Pouvez-vous nous résumer en quelques phrases votre livre, 38 rue de Londres, de l’impunité, Pinochet et le nazi de Patagonie ?

J'ai joué un rôle mineur dans la procédure judiciaire historique et sans précédent qui a suivi l'arrestation d'Augusto Pinochet à Londres, dans la soirée du 16 octobre 1998. Cela m'a permis d'être aux premières loges de l'une des affaires pénales internationales les plus importantes depuis Nuremberg. Le temps a passé, mais je n'ai pas oublié cette expérience, ces histoires ni ces personnages.

De nombreuses années après l'arrestation et les événements qui ont suivi, je faisais des recherches pour le livre qui est devenu La Filière (The Ratline), la route empruntée par un nazi pour fuir la ville de Lviv et l'Europe vers l'Amérique du Sud. Dans les archives d'une famille autrichienne, je suis tombé sur une lettre écrite par un ancien dirigeant nazi nommé Walther Rauff. Recherché pour crimes contre l'humanité et génocide, cet officier SS donnait des conseils à un ancien camarade.

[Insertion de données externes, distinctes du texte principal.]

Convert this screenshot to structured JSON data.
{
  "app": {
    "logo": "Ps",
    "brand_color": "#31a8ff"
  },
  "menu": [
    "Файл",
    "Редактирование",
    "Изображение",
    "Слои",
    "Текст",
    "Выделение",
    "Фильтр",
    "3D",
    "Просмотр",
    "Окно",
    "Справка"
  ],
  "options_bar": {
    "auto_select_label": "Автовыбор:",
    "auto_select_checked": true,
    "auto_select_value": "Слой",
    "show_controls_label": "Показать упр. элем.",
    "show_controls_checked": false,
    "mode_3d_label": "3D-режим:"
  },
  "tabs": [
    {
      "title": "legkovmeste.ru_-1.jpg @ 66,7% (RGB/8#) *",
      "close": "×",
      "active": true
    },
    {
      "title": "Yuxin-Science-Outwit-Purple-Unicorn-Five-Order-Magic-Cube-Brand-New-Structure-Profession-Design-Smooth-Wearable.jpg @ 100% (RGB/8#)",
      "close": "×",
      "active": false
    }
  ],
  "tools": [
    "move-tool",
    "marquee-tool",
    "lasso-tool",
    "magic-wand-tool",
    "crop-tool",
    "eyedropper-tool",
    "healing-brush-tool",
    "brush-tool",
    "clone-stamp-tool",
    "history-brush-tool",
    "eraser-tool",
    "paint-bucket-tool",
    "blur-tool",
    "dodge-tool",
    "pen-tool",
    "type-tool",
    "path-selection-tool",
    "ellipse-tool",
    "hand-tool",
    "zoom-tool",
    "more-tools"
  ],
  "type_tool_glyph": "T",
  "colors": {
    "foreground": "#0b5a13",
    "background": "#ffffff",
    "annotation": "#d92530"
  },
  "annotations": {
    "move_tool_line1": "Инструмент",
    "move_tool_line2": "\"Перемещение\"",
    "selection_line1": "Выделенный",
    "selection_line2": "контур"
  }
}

Une décennie plus tard, j'ai appris que l'auteur de la lettre avait déménagé en Patagonie, dans le sud du Chili, où il dirigeait une pêcherie de crabe royal.

Je me suis demandé si Pinochet et Rauff pouvaient être liés, et quelles étaient les véritables circonstances du retour de Pinochet au Chili, en mars 2000, prétendument pour des raisons de santé.

Ainsi, ce livre est un double roman policier, un voyage à la découverte de liens et de leurs conséquences, qui touche à l'histoire, au droit, à la politique et à la littérature. Il évoque également des idées sur la mémoire et la frontière qui sépare, dit-on, la réalité et la fiction, la vérité et le mythe.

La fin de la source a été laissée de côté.